In order to stimulate and more effectively produce hydrocarbons from oil and gas bearing formations, and especially formations with low porosity and/or low permeability, induced fracturing (called “frac operations”, “hydraulic fracturing”, or simply “fracing”) of the hydrocarbon-bearing formations has been a commonly used technique. In a typical hydraulic fracturing operation, fluid slurries are pumped downhole under high pressure, causing the formations to fracture around the borehole, creating high permeability conduits that promote the flow of the hydrocarbons into the borehole. These frac operations can be conducted in horizontal and deviated, as well as vertical, boreholes, and in either intervals of uncased wells, or in cased wells through perforations.
In cased boreholes in vertical wells, for example, the high pressure fracturing fluids exit the borehole via perforations through the casing and surrounding cement, and cause the formations to fracture, usually in thin, generally vertical sheet-like fractures in the deeper formations in which oil and gas are commonly found. These induced fractures generally extend laterally a considerable distance out from the wellbore into the surrounding formations, and extend vertically until the fractures reach a formation that is not easily fractured above and/or below the desired frac interval. The directions of maximum and minimum horizontal stress within the formation determine the azimuthal orientation of the induced fractures.

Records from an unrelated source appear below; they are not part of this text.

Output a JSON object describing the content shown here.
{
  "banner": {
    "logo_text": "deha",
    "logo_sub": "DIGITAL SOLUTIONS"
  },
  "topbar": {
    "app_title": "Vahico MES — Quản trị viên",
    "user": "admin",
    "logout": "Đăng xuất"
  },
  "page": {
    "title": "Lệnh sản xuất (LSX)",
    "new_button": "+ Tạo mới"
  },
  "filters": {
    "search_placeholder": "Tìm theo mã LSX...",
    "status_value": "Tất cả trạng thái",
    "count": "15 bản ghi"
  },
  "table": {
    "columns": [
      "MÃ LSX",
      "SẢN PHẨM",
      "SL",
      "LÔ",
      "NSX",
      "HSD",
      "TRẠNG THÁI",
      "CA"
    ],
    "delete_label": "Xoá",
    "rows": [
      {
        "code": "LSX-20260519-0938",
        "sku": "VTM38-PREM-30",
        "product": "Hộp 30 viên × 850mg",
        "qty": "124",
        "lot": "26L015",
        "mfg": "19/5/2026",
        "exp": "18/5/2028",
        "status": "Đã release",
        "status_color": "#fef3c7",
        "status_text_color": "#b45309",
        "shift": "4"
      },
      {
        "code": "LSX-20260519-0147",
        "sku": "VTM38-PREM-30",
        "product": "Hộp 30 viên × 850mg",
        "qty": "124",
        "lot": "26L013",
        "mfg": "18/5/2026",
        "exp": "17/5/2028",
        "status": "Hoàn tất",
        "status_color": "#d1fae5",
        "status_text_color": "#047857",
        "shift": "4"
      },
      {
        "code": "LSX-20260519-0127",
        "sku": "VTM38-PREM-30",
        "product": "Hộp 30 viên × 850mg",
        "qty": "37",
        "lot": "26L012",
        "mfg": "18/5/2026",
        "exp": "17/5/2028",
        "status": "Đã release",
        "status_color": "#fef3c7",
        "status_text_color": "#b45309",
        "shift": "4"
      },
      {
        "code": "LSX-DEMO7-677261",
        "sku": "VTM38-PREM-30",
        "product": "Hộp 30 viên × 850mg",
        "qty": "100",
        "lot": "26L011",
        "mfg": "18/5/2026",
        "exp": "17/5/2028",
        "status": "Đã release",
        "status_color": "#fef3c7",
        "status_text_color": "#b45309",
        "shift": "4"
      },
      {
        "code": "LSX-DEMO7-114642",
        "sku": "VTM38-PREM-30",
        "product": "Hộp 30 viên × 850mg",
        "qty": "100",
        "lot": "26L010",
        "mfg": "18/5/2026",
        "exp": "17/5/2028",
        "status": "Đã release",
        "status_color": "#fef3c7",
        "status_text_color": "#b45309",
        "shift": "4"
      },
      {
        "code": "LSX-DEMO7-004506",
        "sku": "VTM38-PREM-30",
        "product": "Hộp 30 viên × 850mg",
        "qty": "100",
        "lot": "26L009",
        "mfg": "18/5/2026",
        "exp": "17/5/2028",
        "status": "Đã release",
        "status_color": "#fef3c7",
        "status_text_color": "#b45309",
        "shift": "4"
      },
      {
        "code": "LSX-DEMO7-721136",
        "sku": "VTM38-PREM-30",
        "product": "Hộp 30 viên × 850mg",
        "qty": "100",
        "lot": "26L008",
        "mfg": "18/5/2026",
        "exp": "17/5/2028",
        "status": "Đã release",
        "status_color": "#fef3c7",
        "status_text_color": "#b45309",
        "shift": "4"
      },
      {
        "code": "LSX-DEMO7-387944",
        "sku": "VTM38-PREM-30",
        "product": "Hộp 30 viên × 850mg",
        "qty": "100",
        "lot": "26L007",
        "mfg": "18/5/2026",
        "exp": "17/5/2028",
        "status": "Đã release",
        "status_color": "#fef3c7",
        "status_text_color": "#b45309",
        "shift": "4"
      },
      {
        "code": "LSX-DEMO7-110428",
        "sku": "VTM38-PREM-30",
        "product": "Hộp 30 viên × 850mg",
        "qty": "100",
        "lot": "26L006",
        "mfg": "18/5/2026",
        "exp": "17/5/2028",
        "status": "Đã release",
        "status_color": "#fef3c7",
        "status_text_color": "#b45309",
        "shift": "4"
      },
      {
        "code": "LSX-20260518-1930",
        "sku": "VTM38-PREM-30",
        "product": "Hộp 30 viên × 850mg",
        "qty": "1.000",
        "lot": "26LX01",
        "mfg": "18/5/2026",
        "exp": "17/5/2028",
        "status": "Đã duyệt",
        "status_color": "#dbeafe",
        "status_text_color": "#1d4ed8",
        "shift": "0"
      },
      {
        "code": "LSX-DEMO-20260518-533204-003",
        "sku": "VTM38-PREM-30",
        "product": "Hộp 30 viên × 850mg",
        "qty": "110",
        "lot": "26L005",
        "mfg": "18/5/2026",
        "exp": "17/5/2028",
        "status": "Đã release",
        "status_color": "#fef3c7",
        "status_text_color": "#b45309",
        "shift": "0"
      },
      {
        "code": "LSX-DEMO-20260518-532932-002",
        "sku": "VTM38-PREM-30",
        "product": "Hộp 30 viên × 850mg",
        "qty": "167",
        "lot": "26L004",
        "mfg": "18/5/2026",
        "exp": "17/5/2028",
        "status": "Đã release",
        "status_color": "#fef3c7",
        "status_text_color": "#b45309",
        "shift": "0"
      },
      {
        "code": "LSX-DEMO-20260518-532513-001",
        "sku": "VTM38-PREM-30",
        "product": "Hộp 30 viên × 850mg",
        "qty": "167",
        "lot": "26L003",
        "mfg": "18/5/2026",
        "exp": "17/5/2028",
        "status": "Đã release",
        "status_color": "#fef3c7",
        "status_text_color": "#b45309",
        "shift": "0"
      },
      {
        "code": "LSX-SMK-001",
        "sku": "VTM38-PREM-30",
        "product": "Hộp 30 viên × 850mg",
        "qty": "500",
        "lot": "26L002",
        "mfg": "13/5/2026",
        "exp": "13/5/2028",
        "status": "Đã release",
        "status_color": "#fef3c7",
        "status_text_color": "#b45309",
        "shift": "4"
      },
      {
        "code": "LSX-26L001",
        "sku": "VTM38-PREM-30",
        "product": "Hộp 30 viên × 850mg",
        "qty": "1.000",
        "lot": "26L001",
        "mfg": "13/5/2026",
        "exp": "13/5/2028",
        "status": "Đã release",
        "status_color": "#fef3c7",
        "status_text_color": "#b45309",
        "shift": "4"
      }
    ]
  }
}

The high pressure fracturing fluids contain particulate materials called proppants. The proppants are generally composed of sand, resin-coated sand or ceramic particulates, and the fluid used to pump these proppant particulates downhole is usually designed to be sufficiently viscous such that the proppant particulates remain entrained in the fluid as it moves downhole and out into the induced fractures. After the proppant has been placed in the fracture and the fluid pressure relaxed, the fracture is prevented from completely closing by the presence of the proppants which thus provide a high conductivity flow path to the wellbore which results in improved production performance from the stimulated well.
Sometimes, a wellbore will need to be “gravel packed” before production from the well begins in order to prevent particles (typically referred to as formation fines) from entering the wellbore. Gravel packing is necessary in formations that contain individual sand grains that are not tightly cemented together. If the individual sand grains remain unconsolidated, when production of the formation begins, the force of fluid flow will tend to move the unconsolidated sand grains into the wellbore. Gravel packing prevents this problem. In gravel packing, proppant is placed in the annulus of a wellbore, next to the unconsolidated formation fines, essentially working as a filter between the wellbore and the formation. The proppant is held in place by a slotted screen which prevents the proppant (and formation fines) from migrating into the wellbore, while still allowing the formation fluids to do so. If the wellbore is cased, the casing is first perforated in order to establish communication between the wellbore and the formation. The gravel packing process is generally performed in all formations that are considered to have unconsolidated formation fines, like those commonly found in the Gulf of Mexico.
Water injection wells may also be gravel packed because when a water injection well is shut-in, there can be a pressure surge or flowback into the wellbore which might result in an immediate flow of formation fines into the well. If formation fines are allowed to flow into the well, the formation could become plugged, which would prevent the resumption of injection of water into the well.
Similarly, wellbores can also be “frac packed”. Frac packing involves the simultaneous hydraulic fracturing of a reservoir and the placement of a gravel pack in the annular region of the wellbore. In frac packing, a fracture is created using a high-viscosity fluid that is pumped into the formation at above the fracturing pressure. Gravel pack screens are in place at the time of pumping and function the same way as in a typical gravel packing operation. Creating the fracture helps improve production rates while the gravel pack prevents formation fines from being produced and the gravel pack screens prevent the proppants from entering the produced fluids. This method allows for high conductivity channels to penetrate deeply into the formation while leaving the area around the wellbore undamaged. More than 65% of the completions in the Gulf of Mexico use frac pack systems.
In each case, to maximize an increase in permeability and prevent proppant flowback, the proppant particulates can be consolidated inside the propped fracture or a gravel packed or frac packed region, forming a “proppant pack”. Typically, resin-coating the proppant particulates allows for consolidation of the particulates at downhole conditions of temperatures of about 150° F. or higher and a closure stress of about 1000 psi. However, some hydraulic fracturing, gravel packing and frac packing procedures are conducted at much lower temperatures and in the case of gravel packing, with no closure stress.
It is desirable that curable resin-coated proppants remain unconsolidated under storage conditions and in a wellbore, at temperatures up to 200° F., but at zero closure stress. It is also desirable to consolidate the proppant pack in the wellbore on demand. In the past, it has not been possible to produce a resin-coated proppant that meets all of these criteria. Therefore, a need exists for a resin-coated proppant that remains unconsolidated during storage and in the wellbore, but is capable of forming a consolidated proppant pack downhole and in a gravel packing process at low temperatures and confining stresses.